Si segnala la recente ordinanza della Corte di Cassazione, Sezione lavoro, n. 29526 del 11 ottobre 2022, con la quale la Suprema Corte si è pronunciata su una interessante vicenda.
Un lavoratore aveva impugnato il licenziamento per giusta causa che gli era stato intimato per aver presentato una denunzia querela a carico del legale rappresentante della Società datrice di lavoro, comportante, tra l’altro, grave nocumento materiale e morale alla Società stessa. Il ricorso – con cui il lavoratore aveva richiesto la declaratoria di illegittimità del licenziamento e il conseguente ordine di reintegrazione e statuizione di condanna risarcitoria – veniva respinto tanto in primo grado (dal Giudice del Lavoro del Tribunale di Monza), quanto in sede di appello (dalla Corte d’Appello di Milano).
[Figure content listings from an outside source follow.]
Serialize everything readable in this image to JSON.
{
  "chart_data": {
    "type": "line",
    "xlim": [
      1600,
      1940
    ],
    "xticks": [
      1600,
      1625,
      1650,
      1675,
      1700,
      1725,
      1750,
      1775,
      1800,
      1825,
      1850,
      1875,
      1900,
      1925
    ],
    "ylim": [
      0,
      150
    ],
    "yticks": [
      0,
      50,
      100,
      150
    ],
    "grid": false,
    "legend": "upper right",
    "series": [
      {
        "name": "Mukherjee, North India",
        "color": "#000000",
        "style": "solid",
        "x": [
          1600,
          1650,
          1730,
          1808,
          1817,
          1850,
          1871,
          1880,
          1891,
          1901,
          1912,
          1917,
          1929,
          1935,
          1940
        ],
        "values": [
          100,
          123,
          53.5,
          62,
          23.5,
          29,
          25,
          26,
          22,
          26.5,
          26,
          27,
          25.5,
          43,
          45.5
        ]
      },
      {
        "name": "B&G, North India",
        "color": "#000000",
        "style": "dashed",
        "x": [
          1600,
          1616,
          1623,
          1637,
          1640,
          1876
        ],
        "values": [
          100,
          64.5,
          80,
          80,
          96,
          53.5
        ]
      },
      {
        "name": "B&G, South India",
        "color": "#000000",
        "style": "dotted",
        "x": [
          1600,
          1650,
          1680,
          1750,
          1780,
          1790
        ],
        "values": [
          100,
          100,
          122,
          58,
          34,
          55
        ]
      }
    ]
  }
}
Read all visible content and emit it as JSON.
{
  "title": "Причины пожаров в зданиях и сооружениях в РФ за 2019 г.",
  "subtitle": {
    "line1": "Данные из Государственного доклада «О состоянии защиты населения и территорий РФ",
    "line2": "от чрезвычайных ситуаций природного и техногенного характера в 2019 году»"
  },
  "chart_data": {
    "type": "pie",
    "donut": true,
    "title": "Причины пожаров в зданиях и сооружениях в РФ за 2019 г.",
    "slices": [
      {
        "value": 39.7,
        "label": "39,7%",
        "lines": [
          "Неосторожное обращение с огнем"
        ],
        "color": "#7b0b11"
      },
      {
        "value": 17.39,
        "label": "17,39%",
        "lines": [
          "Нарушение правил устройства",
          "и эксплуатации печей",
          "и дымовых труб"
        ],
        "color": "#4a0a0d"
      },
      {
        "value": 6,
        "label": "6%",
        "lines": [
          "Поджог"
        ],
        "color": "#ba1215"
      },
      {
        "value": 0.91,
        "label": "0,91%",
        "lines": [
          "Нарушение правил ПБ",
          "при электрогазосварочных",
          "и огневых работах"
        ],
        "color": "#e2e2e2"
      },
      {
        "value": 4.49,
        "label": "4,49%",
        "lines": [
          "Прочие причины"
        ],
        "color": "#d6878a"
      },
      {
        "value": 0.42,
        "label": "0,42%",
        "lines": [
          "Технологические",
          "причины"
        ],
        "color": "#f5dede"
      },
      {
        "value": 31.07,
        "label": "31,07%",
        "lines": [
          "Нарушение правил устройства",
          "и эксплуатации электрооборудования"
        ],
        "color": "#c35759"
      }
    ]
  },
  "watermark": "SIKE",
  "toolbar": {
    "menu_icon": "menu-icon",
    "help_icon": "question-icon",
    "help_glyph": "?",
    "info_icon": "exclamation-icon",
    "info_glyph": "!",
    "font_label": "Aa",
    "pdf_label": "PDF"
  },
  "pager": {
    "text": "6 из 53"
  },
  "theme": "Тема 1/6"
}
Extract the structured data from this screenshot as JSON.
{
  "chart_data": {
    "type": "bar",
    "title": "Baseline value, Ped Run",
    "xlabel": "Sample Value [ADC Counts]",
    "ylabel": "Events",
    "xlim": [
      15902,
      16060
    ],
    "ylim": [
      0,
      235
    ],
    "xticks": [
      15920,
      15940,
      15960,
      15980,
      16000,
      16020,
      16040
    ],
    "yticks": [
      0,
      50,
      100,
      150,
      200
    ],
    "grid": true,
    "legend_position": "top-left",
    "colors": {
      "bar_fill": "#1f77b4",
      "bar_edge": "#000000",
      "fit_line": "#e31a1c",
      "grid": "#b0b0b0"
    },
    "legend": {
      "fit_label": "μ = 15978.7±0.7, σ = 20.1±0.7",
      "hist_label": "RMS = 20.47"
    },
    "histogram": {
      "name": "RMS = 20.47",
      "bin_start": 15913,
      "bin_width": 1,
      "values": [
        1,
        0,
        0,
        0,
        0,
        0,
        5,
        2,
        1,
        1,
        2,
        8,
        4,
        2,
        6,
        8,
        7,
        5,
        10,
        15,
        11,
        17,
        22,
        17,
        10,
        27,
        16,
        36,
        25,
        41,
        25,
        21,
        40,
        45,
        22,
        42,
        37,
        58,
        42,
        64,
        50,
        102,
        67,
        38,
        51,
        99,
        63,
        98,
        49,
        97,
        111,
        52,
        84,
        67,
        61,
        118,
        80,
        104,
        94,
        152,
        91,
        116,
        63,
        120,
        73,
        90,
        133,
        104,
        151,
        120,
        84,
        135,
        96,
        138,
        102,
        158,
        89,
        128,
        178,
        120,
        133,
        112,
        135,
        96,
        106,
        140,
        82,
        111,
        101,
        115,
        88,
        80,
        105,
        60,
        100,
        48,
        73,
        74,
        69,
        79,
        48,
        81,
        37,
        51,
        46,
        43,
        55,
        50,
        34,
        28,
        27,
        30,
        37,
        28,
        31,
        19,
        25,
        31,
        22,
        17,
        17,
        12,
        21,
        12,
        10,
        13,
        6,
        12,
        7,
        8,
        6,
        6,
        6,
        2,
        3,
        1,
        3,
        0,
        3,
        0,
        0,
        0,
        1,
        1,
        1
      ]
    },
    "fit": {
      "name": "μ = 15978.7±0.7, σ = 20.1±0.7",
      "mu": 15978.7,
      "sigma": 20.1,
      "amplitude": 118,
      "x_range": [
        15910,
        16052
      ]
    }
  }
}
La vicenda veniva quindi portata all’attenzione della Corte di Cassazione, la quale confermava la correttezza della sentenza d’appello e, dunque, la legittimità del licenziamento per giusta causa.
In particolare i Giudici di legittimità richiamavano il loro precedente orientamento (di cui è espressione Cass. Civ. 26.09.2017 n. 22375), secondo cui: “l’esercizio del potere di denuncia, riconosciuto dall’art. 333 c.p.p., non può essere fonte di responsabilità, se non qualora il privato faccia ricorso ai pubblici poteri in maniera strumentale e distorta, ossia agendo nella piena consapevolezza della insussistenza dell’illecito o della estraneità allo stesso dell’incolpato”.
In particolare, i Giudici chiamati a pronunciarsi nel merito della vicenda accertavano che dalla concatenazione logica e cronologica dei fatti emergeva in maniera chiara che la denuncia querela era stata presentata dal lavoratore non per rimuovere una situazione di illegalità o per tutelare i diritti del querelante, ma bensì con la volontà esclusiva di danneggiare il datore di lavoro per vendicarsi del mancato riconoscimento delle rivendicazioni in precedenza avanzate dal lavoratore stesso.
Una tale condotta, idonea ad arrecare grave nocumento morale e materiale alla Società, a parere della Suprema Corte giustifica il licenziamento del lavoratore. Motivo per cui il ricorso del lavoratore veniva definitivamente respinto, con addebito al medesimo delle spese di lite.